Bild: Bundesministerium für Wirtschaft und Energie

Am 12. und 13. Juni 2017 hat das Bundesministerium für Wirtschaft und Energie rund 1.100 Teilnehmer zum Digital-Gipfel 2017 eingeladen. Hochrangige Vertreter aus Politik, Forschung und Arbeitswelt sprachen in Ludwigshafen über den Einfluss digitaler Technik auf die Gesellschaft. Die bislang als Nationaler IT-Gipfel jährlich ausgerichtete Veranstaltung trug das Motto ‚Vernetzt besser leben‘ und soll als Teil der Digitalen Agenda der Bundesregierung Leitlinien für die Gestaltung des digitalen Wandels ausgeben. In den Mittelpunkt der Konferenz im Pfalzbau und weiteren Orten in der Metropolregion Rhein-Neckar rückte das BMWi diesmal die Digitalisierung im Gesundheitswesen. Neben den Chancen, die sich aus der Digitalisierung ergeben, kamen auch aktuelle Herausforderungen wie den Infrastrukturausbau, Datenschutz, die IT-Sicherheit und der Wandel in der Arbeitswelt zur Sprache. Über den Digitalisierungsstand der fertigenden Industrie informierten Vorträge etwa zur Chemie- und Automobilproduktion, zum autonomen Fahren und zur Investitionsgüterindustrie. Zudem stellte die Plattform Industrie 4.0 – eine Initiative der Bundesregierung – ein Papier mit zehn Handlungsempfehlungen für Produzenten vor.

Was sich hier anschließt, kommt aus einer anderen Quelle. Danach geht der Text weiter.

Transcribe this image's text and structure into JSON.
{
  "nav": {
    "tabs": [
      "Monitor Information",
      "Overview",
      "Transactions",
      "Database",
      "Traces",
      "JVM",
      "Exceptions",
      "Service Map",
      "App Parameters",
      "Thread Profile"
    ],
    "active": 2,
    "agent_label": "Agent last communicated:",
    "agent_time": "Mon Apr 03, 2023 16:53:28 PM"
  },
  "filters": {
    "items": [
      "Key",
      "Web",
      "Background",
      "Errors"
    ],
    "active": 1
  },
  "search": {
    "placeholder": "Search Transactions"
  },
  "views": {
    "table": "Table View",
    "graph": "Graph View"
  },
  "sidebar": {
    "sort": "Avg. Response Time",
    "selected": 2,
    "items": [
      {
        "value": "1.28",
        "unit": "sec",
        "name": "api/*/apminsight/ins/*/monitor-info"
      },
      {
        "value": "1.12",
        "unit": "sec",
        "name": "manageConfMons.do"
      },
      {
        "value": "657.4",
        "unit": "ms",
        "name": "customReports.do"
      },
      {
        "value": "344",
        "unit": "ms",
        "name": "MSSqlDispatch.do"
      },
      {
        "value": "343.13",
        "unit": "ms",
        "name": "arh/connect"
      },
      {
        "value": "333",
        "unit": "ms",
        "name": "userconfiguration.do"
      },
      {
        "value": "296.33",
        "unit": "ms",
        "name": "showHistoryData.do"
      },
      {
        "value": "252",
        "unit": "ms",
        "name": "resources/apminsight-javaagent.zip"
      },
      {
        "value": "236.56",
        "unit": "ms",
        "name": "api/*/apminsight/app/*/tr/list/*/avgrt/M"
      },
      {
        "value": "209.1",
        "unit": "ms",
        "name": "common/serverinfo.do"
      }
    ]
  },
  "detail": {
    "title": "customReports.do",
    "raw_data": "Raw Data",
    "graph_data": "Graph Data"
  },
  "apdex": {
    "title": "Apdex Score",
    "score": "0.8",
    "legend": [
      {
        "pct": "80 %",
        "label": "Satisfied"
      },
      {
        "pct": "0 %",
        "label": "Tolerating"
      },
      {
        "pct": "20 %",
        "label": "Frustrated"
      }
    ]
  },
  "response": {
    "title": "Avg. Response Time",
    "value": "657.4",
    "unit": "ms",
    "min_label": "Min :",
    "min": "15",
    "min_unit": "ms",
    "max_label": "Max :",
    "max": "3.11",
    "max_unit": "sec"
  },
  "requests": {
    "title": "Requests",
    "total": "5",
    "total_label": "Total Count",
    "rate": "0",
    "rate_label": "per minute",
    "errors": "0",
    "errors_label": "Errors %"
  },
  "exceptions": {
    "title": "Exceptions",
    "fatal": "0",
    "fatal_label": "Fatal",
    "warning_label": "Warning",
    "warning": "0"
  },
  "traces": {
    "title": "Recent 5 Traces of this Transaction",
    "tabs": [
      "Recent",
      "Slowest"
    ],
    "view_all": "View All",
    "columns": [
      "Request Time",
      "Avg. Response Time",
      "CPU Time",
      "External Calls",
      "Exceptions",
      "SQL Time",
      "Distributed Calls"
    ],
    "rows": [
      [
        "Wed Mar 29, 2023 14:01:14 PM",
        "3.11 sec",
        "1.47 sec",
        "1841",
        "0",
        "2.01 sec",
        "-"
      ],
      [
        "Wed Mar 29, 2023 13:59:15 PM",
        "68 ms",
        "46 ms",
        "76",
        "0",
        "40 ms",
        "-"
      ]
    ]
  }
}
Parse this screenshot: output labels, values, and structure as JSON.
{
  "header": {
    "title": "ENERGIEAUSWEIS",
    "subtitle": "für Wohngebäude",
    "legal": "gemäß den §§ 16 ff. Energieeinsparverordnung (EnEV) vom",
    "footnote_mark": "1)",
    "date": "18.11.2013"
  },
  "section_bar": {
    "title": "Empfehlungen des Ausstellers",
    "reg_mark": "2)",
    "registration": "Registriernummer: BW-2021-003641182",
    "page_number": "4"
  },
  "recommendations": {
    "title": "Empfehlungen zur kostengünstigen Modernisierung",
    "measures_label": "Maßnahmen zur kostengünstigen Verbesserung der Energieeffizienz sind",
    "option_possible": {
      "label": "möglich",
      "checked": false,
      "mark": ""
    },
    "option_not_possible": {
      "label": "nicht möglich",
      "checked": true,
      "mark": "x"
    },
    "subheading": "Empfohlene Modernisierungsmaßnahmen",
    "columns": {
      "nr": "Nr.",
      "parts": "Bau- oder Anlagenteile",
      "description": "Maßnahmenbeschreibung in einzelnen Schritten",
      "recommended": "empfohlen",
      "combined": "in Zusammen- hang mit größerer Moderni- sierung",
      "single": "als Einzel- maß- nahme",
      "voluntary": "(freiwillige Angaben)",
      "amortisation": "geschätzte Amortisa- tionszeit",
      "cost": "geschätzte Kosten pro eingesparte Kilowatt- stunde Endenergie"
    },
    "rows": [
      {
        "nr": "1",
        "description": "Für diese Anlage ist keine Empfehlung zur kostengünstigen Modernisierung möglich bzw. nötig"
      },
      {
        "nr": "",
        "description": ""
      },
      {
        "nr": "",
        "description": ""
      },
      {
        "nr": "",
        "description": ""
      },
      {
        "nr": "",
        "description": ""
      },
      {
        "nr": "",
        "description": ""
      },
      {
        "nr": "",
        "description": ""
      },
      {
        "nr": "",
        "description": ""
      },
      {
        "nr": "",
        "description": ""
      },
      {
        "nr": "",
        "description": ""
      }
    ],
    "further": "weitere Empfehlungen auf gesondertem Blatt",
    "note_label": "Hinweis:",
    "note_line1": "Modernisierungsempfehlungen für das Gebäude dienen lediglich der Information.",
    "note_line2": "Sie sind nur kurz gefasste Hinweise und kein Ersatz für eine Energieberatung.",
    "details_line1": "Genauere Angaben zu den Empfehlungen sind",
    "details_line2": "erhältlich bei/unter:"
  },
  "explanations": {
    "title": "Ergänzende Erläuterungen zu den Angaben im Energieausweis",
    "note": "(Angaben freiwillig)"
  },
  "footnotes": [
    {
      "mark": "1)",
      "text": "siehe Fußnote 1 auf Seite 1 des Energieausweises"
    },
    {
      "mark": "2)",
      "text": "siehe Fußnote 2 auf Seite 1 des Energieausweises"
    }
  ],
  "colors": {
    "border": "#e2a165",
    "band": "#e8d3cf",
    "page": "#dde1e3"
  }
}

Volle Auftragsbücher bremsem Innovationen aus

Bild: Bundesministerium für Wirtschaft und Energie

Gerade der gegenwärtige Wirtschaftsaufschwung bremse die Verbreitung digitaler Technik aus, sagte Brigitte Zypries (Bild rechts), Bundesministerin für Wirtschaft und Energie, in ihrer Eröffnungsrede: „Gefüllte Auftragsbücher sind die größte Gefahr für die Digitalisierung.“ Es bleibt vielerorts neben dem Tagesgeschäfts keine Zeit für IT-Projekte. Zypries betonte, der Bund wolle gerade Fertiger mit überschaubaren Ressourcen bei Digitalisierungsvorhaben unterstützen. Dafür soll die Zahl der Mittelstand 4.0-Kompetenzzentren in Deutschland kurzfristig deutlich angehoben werden. Jedes Zentrum dient Unternehmen als lokale Anlaufstelle, um sich über Industrie 4.0-Themen zu informieren. Die Ministerien warnte in Ihrer Rede auch die Wirtschaft davor, in Sachen Plattform-Ökonomie den Anschluss an internationale IT-Konzerne zu verlieren. Die Plattform-Betreiber könnten sich zwischen Hersteller und ihre Kunden schieben und so erhebliche Marktmacht erlangen, sagte Zypries. Hier müsse ein rechtlicher Rahmen her, der Wettbewerb und Innovation fördere, sagte Zypries.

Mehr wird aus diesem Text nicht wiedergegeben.